Hmmm, that’s a good point. I was just hoping that in the spirit of keeping things as simple as they can be that we’d be able to get by with something like:
I appreciate the concept but it seems to me that Project.toml is already capable ot storing package names and versions, julia versions and authors. From there, it seems almost more complicated to invent a new format?
+1, exactly. For most packages for which people care about their TTFX they already load so many dependencies upon using I am not sure if there is a practical reason to focus on the package instead of the task, provided the task is central to a package and is done with that package.
I think a Manifest is pretty much required here if you want this information to be useful.
New versions of packages can do things like add precompilation workflows, or add large amounts of code which could substantially change latency / ttfx in a non-breaking way.
If the dependencies of a package are not fixed, you risk a huge amount of noise / systematic error being folded into your measurements, and you make your conclusions less reproducible.
Depends on what “this information” is. With GitHub CI being on shared machines, I don’t think it’s feasible to get good quality benchmark results from it.
So, this set of trial workloads will be have to be run by people wanting to do benchmarks. Depending on what you’re trying to measure though, different resolution strategies make sense:
If you want to compare what people experienced at the time points of each Julia version, you’d want to resolve with registries of the same year as each Julia release.
If you want to compare Julia itself, then you might want to try to use the same code to the greatest extent possible, and construct the manifest from the lowest supported Julia version and just re-resolve (not upgrade) with newer versions.

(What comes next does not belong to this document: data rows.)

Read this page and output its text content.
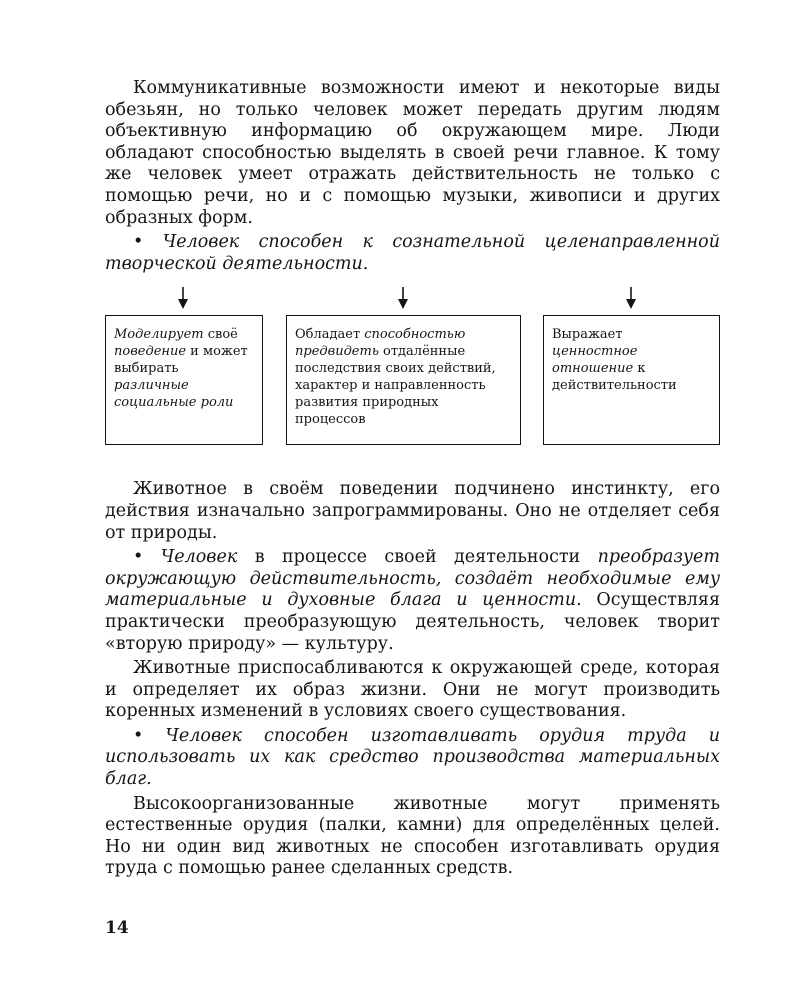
Коммуникативные возможности имеют и некоторые виды обезьян, но только человек может передать другим людям объективную информацию об окружающем мире. Люди обладают способностью выделять в своей речи главное. К тому же человек умеет отражать действительность не только с помощью речи, но и с помощью музыки, живописи и других образных форм.

• Человек способен к сознательной целенаправленной творческой деятельности.

Моделирует своё поведение и может выбирать различные социальные роли
Обладает способностью предвидеть отдалённые последствия своих действий, характер и направленность развития природных процессов
Выражает ценностное отношение к действительности

Животное в своём поведении подчинено инстинкту, его действия изначально запрограммированы. Оно не отделяет себя от природы.

• Человек в процессе своей деятельности преобразует окружающую действительность, создаёт необходимые ему материальные и духовные блага и ценности. Осуществляя практически преобразующую деятельность, человек творит «вторую природу» — культуру.

Животные приспосабливаются к окружающей среде, которая и определяет их образ жизни. Они не могут производить коренных изменений в условиях своего существования.

• Человек способен изготавливать орудия труда и использовать их как средство производства материальных благ.

Высокоорганизованные животные могут применять естественные орудия (палки, камни) для определённых целей. Но ни один вид животных не способен изготавливать орудия труда с помощью ранее сделанных средств.

14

When trying to compare Julia versions, you might not care about Julia versions before a certain point (say 1.6), in which case you’d want to initially resolve with version max(1.6, min-ver).
So, I don’t think there’s a single clear answer to what the Manifest should be, particularly if the repo itself isn’t benchmarking.

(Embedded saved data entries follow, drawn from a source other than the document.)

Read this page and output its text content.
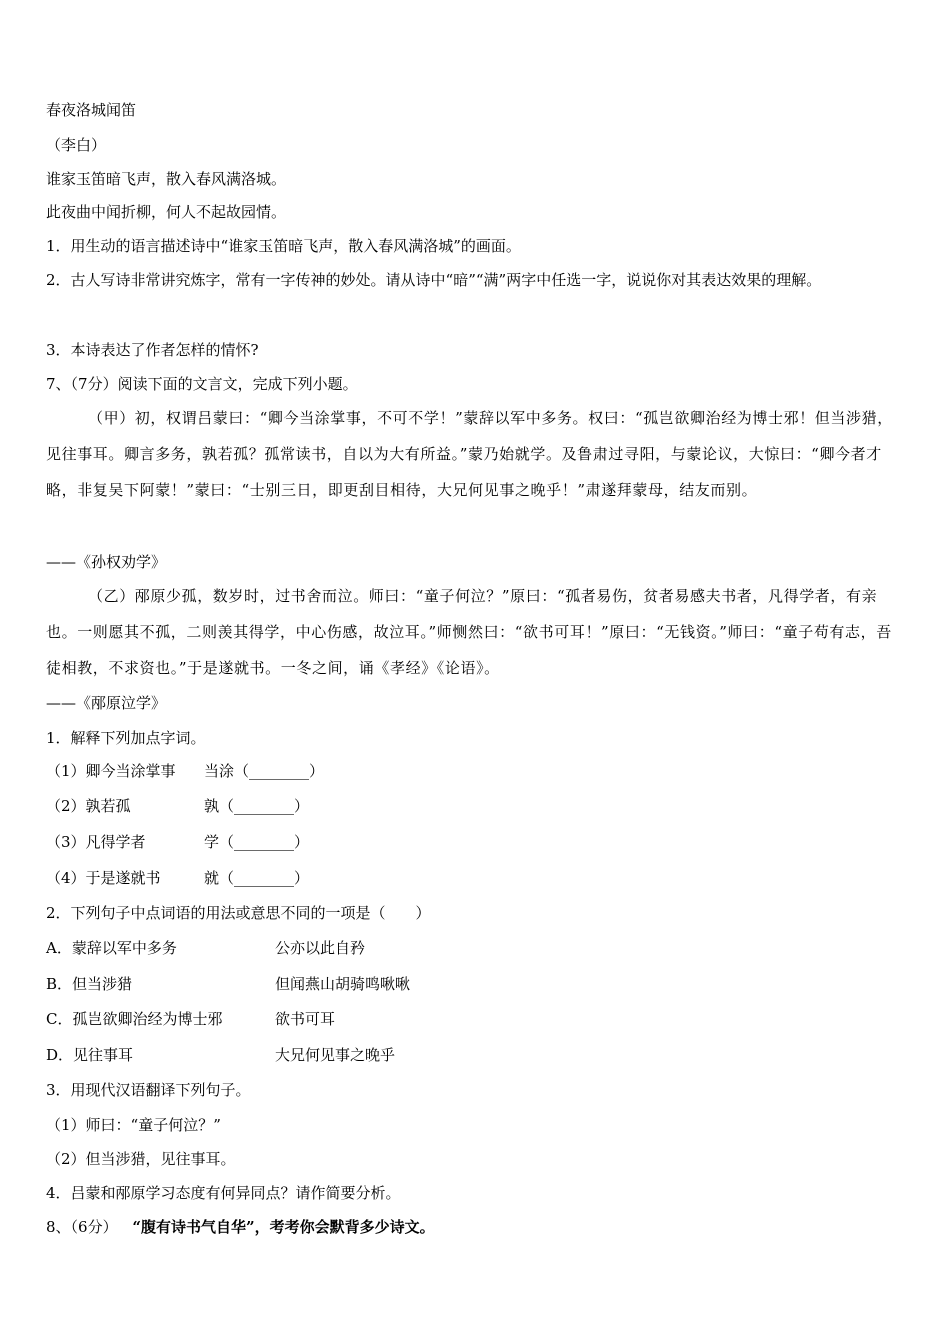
春夜洛城闻笛
（李白）
谁家玉笛暗飞声，散入春风满洛城。
此夜曲中闻折柳，何人不起故园情。
1．用生动的语言描述诗中“谁家玉笛暗飞声，散入春风满洛城”的画面。
2．古人写诗非常讲究炼字，常有一字传神的妙处。请从诗中“暗”“满”两字中任选一字，说说你对其表达效果的理解。
3．本诗表达了作者怎样的情怀?
7、（7分）阅读下面的文言文，完成下列小题。
（甲）初，权谓吕蒙曰：“卿今当涂掌事，不可不学！”蒙辞以军中多务。权曰：“孤岂欲卿治经为博士邪！但当涉猎，见往事耳。卿言多务，孰若孤？孤常读书，自以为大有所益。”蒙乃始就学。及鲁肃过寻阳，与蒙论议，大惊曰：“卿今者才略，非复吴下阿蒙！”蒙曰：“士别三日，即更刮目相待，大兄何见事之晚乎！”肃遂拜蒙母，结友而别。
——《孙权劝学》
（乙）邴原少孤，数岁时，过书舍而泣。师曰：“童子何泣？”原曰：“孤者易伤，贫者易感夫书者，凡得学者，有亲也。一则愿其不孤，二则羡其得学，中心伤感，故泣耳。”师恻然曰：“欲书可耳！”原曰：“无钱资。”师曰：“童子苟有志，吾徒相教，不求资也。”于是遂就书。一冬之间，诵《孝经》《论语》。
——《邴原泣学》
1．解释下列加点字词。
（1）卿今当涂掌事 当涂（________）
（2）孰若孤	孰（________）
（3）凡得学者	学（________）
（4）于是遂就书	就（________）
2．下列句子中点词语的用法或意思不同的一项是（　　）
A．蒙辞以军中多务	公亦以此自矜
B．但当涉猎	但闻燕山胡骑鸣啾啾
C．孤岂欲卿治经为博士邪	欲书可耳
D．见往事耳	大兄何见事之晚乎
3．用现代汉语翻译下列句子。
（1）师曰：“童子何泣？”
（2）但当涉猎，见往事耳。
4．吕蒙和邴原学习态度有何异同点？请作简要分析。
8、（6分） “腹有诗书气自华”，考考你会默背多少诗文。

Despite that, simply having a set of tasks + minimum Julia versions like this is still hugely valuable as it allows us to start looking at these questions.
Download speed can vary dramatically depending on a user’s internet service. In my experience this can completely dwarf precompile/load times on some internet connections.
I would find it useful if the code/notebook calculated the size of these packages (including their full dependency tree). A potentially reasonably simple knob to add to the notebook is a few options for what your internet speed is [e.g. 1Mbit/s, 10Mbit/s, 100Mbit/s, 1000Mbit/s]. Then the plot could calculate [package (+deps) size] / [download speed] and use that as its Installation time measure.